Emprego – a profissão está mudando por conta do jornalismo colaborativo. As equipes continuam bastante enxutas até pelo surgimento desse tipo de mídia social e participativa. Gente que conhece e sabe se aproveitar e vasculhar a web terá mais chance nos próximos anos. Jornais gratuitos proliferando e perdurando apesar de todas as críticas e do modelo de negócios. Não basta mais ao assessor escrever release e fazer follow. Ele precisa oferecer mais para as redações. E fazer do trabalho uma via de duas mãos: não só divulgar para fora o que acontece na empresa, mas levar pra dentro delo o que se fala dela por aí. Se não houver algo mais, não é necessário consultar a assessoria da empresa “X”, vou ao blog dos principais executivos dela para saber o que está acontecendo na organização. As verbas para comunicação são cada vez menores e precisam ser usadas com inteligência. Por outro lado, a especialização, busca de conhecimento fica cada vez mais difícil por conta dos baixos salários pagos aos assessores, da falta de incentivos para trabalhar.

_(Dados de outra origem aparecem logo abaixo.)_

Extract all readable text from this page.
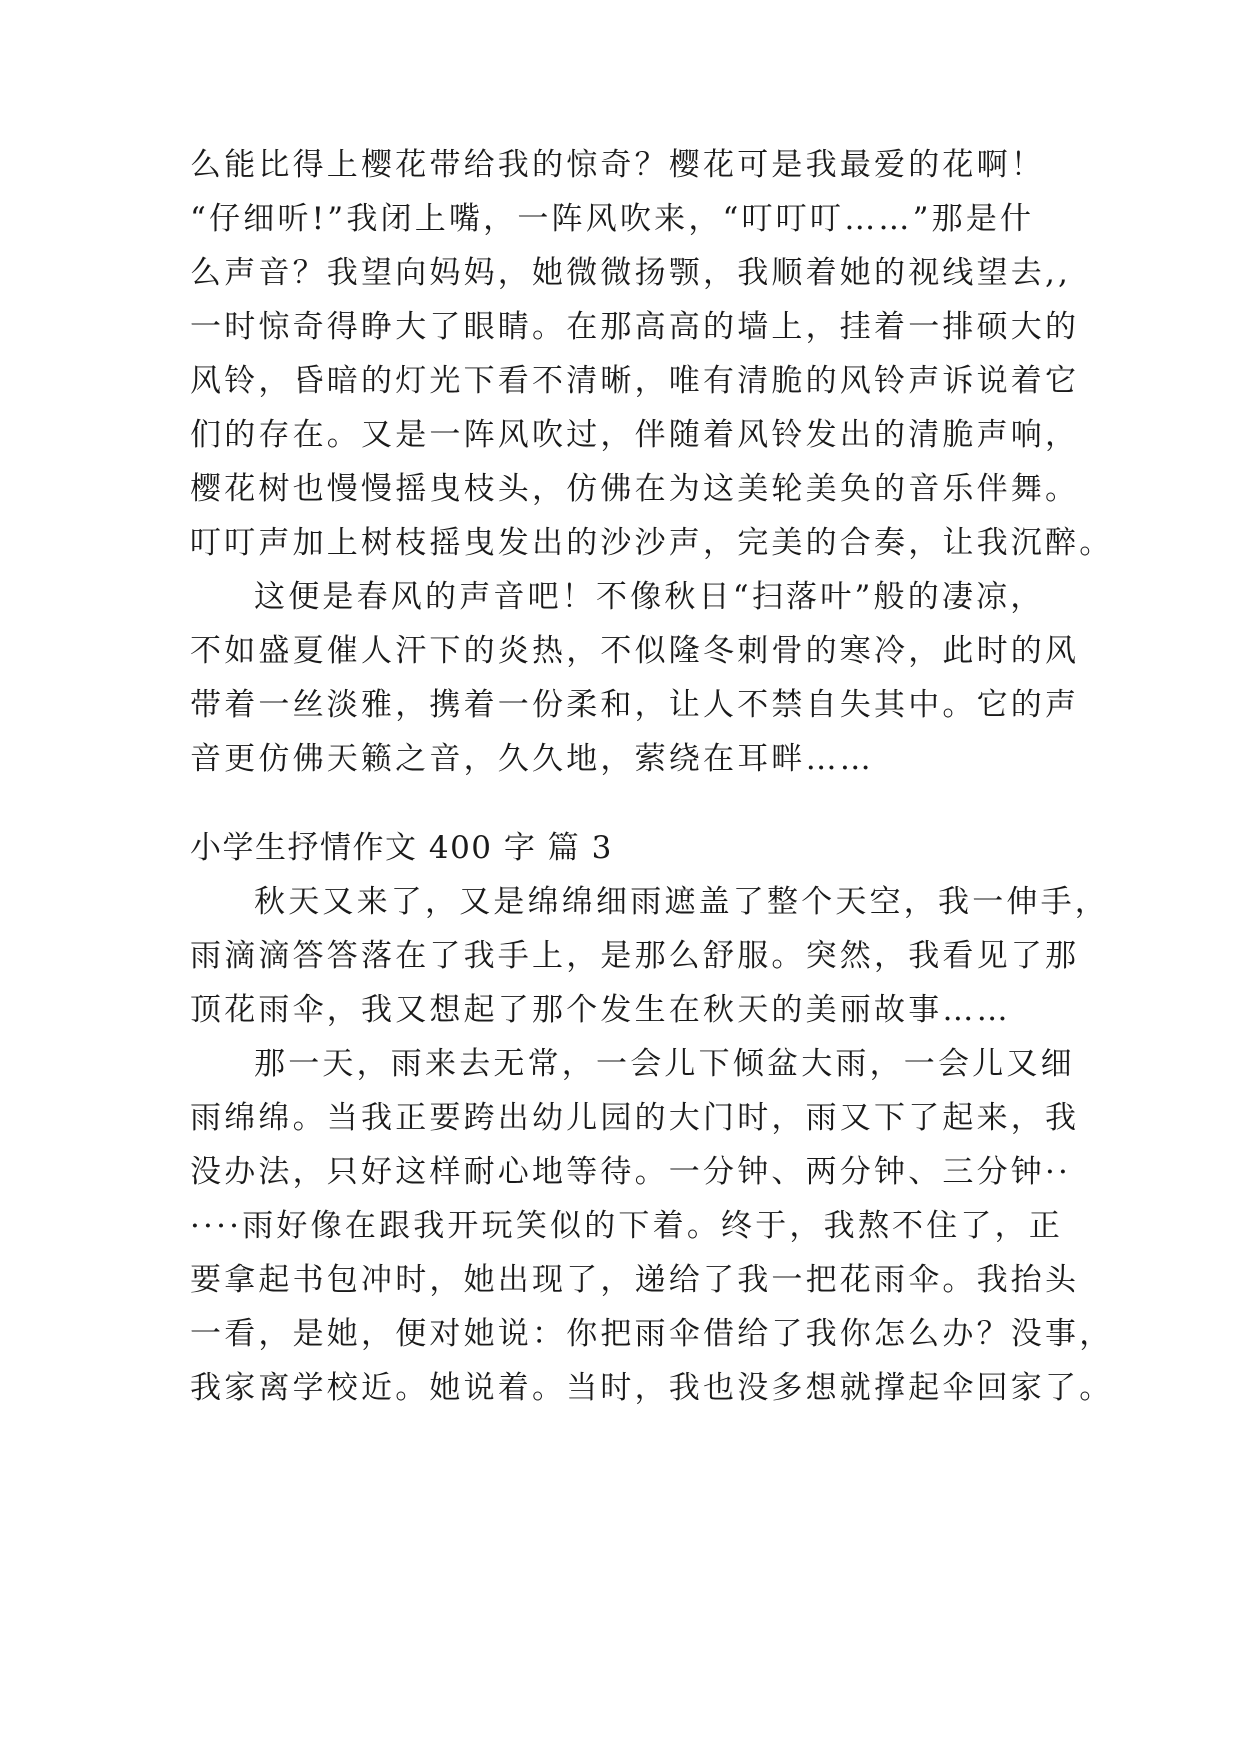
么能比得上樱花带给我的惊奇？樱花可是我最爱的花啊！
“仔细听!”我闭上嘴，一阵风吹来，“叮叮叮……”那是什
么声音？我望向妈妈，她微微扬颚，我顺着她的视线望去,,
一时惊奇得睁大了眼睛。在那高高的墙上，挂着一排硕大的
风铃，昏暗的灯光下看不清晰，唯有清脆的风铃声诉说着它
们的存在。又是一阵风吹过，伴随着风铃发出的清脆声响，
樱花树也慢慢摇曳枝头，仿佛在为这美轮美奂的音乐伴舞。
叮叮声加上树枝摇曳发出的沙沙声，完美的合奏，让我沉醉。
这便是春风的声音吧！不像秋日“扫落叶”般的凄凉，
不如盛夏催人汗下的炎热，不似隆冬刺骨的寒冷，此时的风
带着一丝淡雅，携着一份柔和，让人不禁自失其中。它的声
音更仿佛天籁之音，久久地，萦绕在耳畔……
小学生抒情作文 400 字 篇 3
秋天又来了，又是绵绵细雨遮盖了整个天空，我一伸手，
雨滴滴答答落在了我手上，是那么舒服。突然，我看见了那
顶花雨伞，我又想起了那个发生在秋天的美丽故事……
那一天，雨来去无常，一会儿下倾盆大雨，一会儿又细
雨绵绵。当我正要跨出幼儿园的大门时，雨又下了起来，我
没办法，只好这样耐心地等待。一分钟、两分钟、三分钟··
····雨好像在跟我开玩笑似的下着。终于，我熬不住了，正
要拿起书包冲时，她出现了，递给了我一把花雨伞。我抬头
一看，是她，便对她说：你把雨伞借给了我你怎么办？没事，
我家离学校近。她说着。当时，我也没多想就撑起伞回家了。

Canibalismo – nada contra profissionais experientes que deixam agências nas quais trabalharam por muitos anos e se arriscam em seus próprios negócios. Caso contrário, boas assessorias que estão aí jamais existiriam. O mesmo vem acontecendo bastante também com profissionais das redações, cansados da jornada pesada e dos salários míseros que andam recebendo. O problema é que os preços praticados geralmente estão completamente fora da realidade e andam desvalorizando e muito o trabalho das agências. Para erguer o negócio, jogam o fee lá embaixo. Lembrem que fazer esse valor subir posteriormente pode ser muito mais difícil do que começar a trabalhar com preços um pouco mais altos, mas que valorizem o que se oferece. Afinal, quando o cliente dessa assessoria sentar para renegociar o pagamento, ele pode muito bem justificar a manutenção do fee já pago dizendo que encontra outra assessoria pelo valor baixo que lhe foi oferecido no começo. E vai achar, com certeza. A qualidade do trabalho é outra história, mas certamente alguém sempre fará por menos do que se pede.

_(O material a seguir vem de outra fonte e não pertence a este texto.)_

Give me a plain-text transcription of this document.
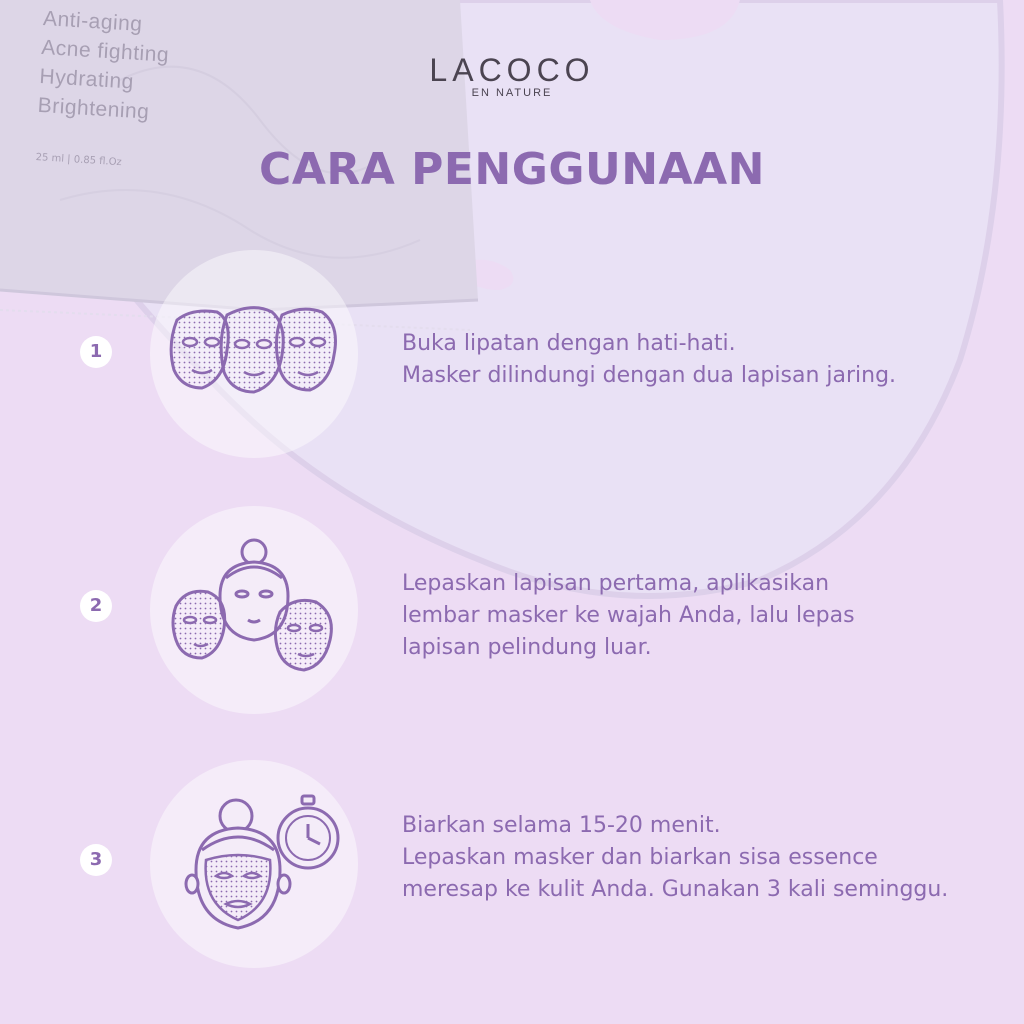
Anti-aging
Acne fighting
Hydrating
Brightening
25 ml | 0.85 fl.Oz
LACOCO
EN NATURE
CARA PENGGUNAAN
1	Buka lipatan dengan hati-hati.
Masker dilindungi dengan dua lapisan jaring.
2
Lepaskan lapisan pertama, aplikasikan
lembar masker ke wajah Anda, lalu lepas
lapisan pelindung luar.
3
Biarkan selama 15-20 menit.
Lepaskan masker dan biarkan sisa essence
meresap ke kulit Anda. Gunakan 3 kali seminggu.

Coletivas – muito cuidado com elas em 2008. O modelo não vai sumir nunca, mas deve ser modificado. Têm de ser cada vez mais rápidas e objetivas, com os executivos bem treinados para saberem o que responder, atender às expectativas dos profissionais que deixaram a redação. Poucos jornalistas hoje em dia têm tempo e paciência de esperar tanto tempo para obter uma informação que será compartilhada por todos, que não é exclusiva e que tomará cerca de quatro horas (é a média de tempo que se perde em uma coletiva). Portanto, objetividade deve ser a palavra de ordem. Os jornalistas também são culpados, porque atrasam sabendo que a coletiva não começará no horário. É hora de inverter o jogo, iniciar o evento no horário previsto e fazer esse atrasadinho voltar para a redação com pouco material ou perder mais tempo ainda recuperando informações já transmitidas no início da coletiva somente depois que ela terminar.

Profissionalização – o mercado se desenvolveu e continua buscando profissionalismo. A partir de 2008, certamente, os “donos” das agências deverão começar a refletir sobre o futuro dos negócios. Não há nenhum tipo de tradição em sucessão coordenada nas tradicionais agências. E esse processo não é mole. Conheço uma assessoria em que o dono está com a cabeça a mil por conta disso, não tem para quem deixar os negócios, não sabe fazer sucessão. Talvez seja o período certo para investir esforços na busca por investidores, mostrar que este é um segmento lucrativo, trazer pessoas competentes e experientes de administração e gestão para as agências. Há comentários e modelos novos também na análise feita pela Mega Brasil.

Fidelidade –  na real, não é discurso furado. Todo mundo já cansou de ver que custa muito mais caro conquistar um novo cliente do que manter o atual e aumentar os gastos dele com você. E isso também se reflete nas assessorias. A realização de um bom trabalho, com preços justos para todos, pode garantir contas por muitos anos. Podem ter certeza disso.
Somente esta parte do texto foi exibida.